Wolf2Pack: The AutoFusion Framework for Dynamic Parameter Fusion
Bowen Tian, Songning Lai, Yutao Yue
TL;DR
AutoFusion presents an unsupervised, end-to-end framework for dynamic parameter fusion between identical-architecture models trained on disjoint tasks. It learns layer-wise parameter permutations via a differentiable Sinkhorn-based mechanism, guided by an alignment loss $\mathcal{L}_{align}$ and a retention loss $\mathcal{L}_{retain}$, with pseudo-label supervision to preserve multitask capabilities. Across MNIST, Fashion-MNIST, KMNIST and CIFAR-10 with MLP and CNN backbones, AutoFusion surpasses Weight Interpolation, Git Re-Basin, and ZipIt in joint accuracy, and ablations confirm the necessity of normalization and joint optimization. The method demonstrates scalability and flexibility for integrating diverse task models without requiring pre-trained checkpoints or labeled data, paving the way for more versatile multi-task architectures.
Abstract
In the rapidly evolving field of deep learning, specialized models have driven significant advancements in tasks such as computer vision and natural language processing.

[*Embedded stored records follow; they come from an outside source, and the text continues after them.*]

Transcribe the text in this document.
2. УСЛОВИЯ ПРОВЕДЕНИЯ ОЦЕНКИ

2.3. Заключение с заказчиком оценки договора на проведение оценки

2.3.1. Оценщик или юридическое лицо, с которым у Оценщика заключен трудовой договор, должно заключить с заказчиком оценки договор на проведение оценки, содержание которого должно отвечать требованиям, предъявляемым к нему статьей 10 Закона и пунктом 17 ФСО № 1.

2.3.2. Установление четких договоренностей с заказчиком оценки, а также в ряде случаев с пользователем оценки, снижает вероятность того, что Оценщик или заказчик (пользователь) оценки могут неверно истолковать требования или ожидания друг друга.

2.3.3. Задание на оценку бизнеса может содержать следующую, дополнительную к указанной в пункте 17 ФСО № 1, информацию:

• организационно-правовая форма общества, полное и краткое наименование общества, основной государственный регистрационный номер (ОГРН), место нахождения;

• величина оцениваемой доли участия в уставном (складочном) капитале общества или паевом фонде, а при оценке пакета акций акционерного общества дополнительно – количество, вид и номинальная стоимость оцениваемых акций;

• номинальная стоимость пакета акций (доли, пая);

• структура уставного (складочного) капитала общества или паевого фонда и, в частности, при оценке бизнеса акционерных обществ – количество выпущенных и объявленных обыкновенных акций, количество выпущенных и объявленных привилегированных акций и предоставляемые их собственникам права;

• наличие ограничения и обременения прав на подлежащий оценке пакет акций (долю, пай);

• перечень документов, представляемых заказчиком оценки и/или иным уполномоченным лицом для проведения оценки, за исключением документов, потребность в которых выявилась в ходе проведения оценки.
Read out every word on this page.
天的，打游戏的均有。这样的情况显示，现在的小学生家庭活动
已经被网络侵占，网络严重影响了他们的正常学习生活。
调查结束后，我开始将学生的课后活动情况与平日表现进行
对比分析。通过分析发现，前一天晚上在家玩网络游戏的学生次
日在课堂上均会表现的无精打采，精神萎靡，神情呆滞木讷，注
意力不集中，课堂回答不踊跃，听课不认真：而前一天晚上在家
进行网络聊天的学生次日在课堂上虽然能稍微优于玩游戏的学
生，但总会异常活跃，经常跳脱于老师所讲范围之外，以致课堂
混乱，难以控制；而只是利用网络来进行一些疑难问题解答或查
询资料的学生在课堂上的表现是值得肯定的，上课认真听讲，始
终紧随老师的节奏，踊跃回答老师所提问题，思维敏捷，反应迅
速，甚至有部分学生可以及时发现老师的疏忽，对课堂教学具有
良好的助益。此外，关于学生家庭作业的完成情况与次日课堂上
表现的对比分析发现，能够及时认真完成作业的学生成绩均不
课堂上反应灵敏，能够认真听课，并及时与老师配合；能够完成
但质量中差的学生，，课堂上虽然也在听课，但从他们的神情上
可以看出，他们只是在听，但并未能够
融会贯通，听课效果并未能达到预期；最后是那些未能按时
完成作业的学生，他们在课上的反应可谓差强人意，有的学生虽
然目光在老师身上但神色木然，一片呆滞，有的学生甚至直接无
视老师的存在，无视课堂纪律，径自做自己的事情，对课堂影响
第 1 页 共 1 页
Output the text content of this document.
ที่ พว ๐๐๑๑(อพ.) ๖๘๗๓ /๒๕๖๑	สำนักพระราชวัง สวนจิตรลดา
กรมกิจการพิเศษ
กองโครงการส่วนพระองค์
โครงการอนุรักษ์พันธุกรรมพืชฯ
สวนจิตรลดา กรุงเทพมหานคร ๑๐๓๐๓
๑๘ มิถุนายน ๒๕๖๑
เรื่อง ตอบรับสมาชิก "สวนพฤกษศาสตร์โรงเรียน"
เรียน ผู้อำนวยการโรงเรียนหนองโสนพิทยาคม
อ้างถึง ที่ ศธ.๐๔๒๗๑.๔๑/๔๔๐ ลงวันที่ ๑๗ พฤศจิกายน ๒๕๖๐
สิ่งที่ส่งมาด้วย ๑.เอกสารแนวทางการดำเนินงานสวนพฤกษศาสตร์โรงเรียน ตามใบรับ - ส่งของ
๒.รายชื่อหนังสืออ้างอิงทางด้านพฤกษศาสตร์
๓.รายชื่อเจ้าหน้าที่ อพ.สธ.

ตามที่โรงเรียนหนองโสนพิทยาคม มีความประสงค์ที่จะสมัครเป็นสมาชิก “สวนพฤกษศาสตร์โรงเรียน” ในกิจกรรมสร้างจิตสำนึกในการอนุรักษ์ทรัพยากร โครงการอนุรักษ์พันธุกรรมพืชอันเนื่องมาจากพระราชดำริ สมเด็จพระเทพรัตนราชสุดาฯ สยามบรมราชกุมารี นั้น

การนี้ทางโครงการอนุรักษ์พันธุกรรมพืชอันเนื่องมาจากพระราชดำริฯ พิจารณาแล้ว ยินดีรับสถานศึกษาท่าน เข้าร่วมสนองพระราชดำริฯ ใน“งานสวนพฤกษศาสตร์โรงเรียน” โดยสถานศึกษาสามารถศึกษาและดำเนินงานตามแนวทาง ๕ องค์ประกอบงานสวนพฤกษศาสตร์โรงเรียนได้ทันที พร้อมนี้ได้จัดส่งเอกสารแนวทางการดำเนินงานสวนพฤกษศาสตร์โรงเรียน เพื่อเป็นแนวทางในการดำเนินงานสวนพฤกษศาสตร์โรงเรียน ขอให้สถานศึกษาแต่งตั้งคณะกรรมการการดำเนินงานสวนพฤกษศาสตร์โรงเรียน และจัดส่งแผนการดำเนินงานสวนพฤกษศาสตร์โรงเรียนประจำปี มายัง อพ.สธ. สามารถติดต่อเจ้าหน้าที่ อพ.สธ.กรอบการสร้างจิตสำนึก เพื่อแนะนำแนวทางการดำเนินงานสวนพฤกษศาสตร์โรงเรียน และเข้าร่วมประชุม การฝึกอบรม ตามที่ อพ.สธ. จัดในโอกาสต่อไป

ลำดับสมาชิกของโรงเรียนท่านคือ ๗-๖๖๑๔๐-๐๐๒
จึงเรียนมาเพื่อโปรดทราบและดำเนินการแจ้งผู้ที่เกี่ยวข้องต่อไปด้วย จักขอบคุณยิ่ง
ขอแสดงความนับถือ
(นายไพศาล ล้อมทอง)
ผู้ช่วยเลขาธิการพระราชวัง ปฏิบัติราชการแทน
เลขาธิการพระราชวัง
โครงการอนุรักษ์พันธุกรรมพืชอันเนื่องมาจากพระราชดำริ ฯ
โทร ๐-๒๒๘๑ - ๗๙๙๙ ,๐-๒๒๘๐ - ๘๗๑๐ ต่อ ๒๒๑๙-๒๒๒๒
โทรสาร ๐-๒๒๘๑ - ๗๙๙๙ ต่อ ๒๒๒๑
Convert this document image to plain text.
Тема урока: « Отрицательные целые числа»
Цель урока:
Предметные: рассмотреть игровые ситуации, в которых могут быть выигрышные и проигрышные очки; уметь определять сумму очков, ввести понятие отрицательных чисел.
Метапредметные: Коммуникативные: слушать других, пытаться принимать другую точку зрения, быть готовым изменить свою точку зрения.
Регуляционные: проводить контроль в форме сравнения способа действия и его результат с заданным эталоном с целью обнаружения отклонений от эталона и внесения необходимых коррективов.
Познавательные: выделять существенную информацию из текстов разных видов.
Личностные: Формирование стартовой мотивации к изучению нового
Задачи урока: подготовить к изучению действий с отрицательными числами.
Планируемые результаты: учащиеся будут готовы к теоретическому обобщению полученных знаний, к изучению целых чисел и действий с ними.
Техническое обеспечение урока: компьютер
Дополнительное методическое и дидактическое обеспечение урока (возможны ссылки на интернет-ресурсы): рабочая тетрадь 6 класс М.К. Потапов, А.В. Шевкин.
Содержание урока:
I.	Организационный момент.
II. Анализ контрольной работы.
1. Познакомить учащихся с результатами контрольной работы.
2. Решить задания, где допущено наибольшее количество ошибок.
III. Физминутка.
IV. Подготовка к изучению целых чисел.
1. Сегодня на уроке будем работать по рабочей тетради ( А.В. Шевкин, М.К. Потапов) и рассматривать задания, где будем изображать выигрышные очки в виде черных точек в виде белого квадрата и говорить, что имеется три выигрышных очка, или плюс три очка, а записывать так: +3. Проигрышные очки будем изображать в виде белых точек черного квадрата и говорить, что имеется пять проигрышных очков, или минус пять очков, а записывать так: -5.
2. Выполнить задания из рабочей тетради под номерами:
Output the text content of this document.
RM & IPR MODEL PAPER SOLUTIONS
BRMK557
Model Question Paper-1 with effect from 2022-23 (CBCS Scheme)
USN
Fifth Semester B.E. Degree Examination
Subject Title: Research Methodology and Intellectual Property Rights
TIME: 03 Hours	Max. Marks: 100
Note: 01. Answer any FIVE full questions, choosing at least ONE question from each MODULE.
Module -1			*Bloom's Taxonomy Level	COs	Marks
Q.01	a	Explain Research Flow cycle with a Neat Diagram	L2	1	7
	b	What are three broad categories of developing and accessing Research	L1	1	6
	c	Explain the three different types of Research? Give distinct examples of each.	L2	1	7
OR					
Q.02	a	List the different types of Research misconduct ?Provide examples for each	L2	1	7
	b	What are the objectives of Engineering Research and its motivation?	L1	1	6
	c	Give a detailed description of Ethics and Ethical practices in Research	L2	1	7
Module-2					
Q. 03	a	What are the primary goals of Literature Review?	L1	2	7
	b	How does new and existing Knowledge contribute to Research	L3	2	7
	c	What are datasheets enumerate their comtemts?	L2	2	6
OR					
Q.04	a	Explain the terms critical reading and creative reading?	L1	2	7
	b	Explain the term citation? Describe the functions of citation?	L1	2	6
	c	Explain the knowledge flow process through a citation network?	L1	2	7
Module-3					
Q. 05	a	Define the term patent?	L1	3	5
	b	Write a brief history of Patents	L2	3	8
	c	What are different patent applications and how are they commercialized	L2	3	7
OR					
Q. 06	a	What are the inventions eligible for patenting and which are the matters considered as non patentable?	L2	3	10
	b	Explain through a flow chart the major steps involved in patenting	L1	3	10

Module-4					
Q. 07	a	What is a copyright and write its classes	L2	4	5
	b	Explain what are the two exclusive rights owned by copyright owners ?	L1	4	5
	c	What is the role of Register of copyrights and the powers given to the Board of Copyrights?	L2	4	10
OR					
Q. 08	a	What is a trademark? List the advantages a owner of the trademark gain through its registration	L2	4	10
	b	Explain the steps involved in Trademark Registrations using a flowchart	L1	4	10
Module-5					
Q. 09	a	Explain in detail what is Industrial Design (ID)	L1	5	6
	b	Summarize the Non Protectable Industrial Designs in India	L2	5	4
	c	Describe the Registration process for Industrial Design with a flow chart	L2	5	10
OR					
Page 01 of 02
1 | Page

However, this specialization leads to a fragmented ecosystem where models lack the adaptability for broader applications. To overcome this, we introduce AutoFusion, an innovative framework that fuses distinct model parameters(with the same architecture) for multi-task learning without pre-trained checkpoints. Using an unsupervised, end-to-end approach, AutoFusion dynamically permutes model parameters at each layer, optimizing the combination through a loss-minimization process that does not require labeled data. We validate AutoFusion's effectiveness through experiments on commonly used benchmark datasets, demonstrating superior performance over established methods like Weight Interpolation, Git Re-Basin, and ZipIt. Our framework offers a scalable and flexible solution for model integration, positioning it as a powerful tool for future research and practical applications.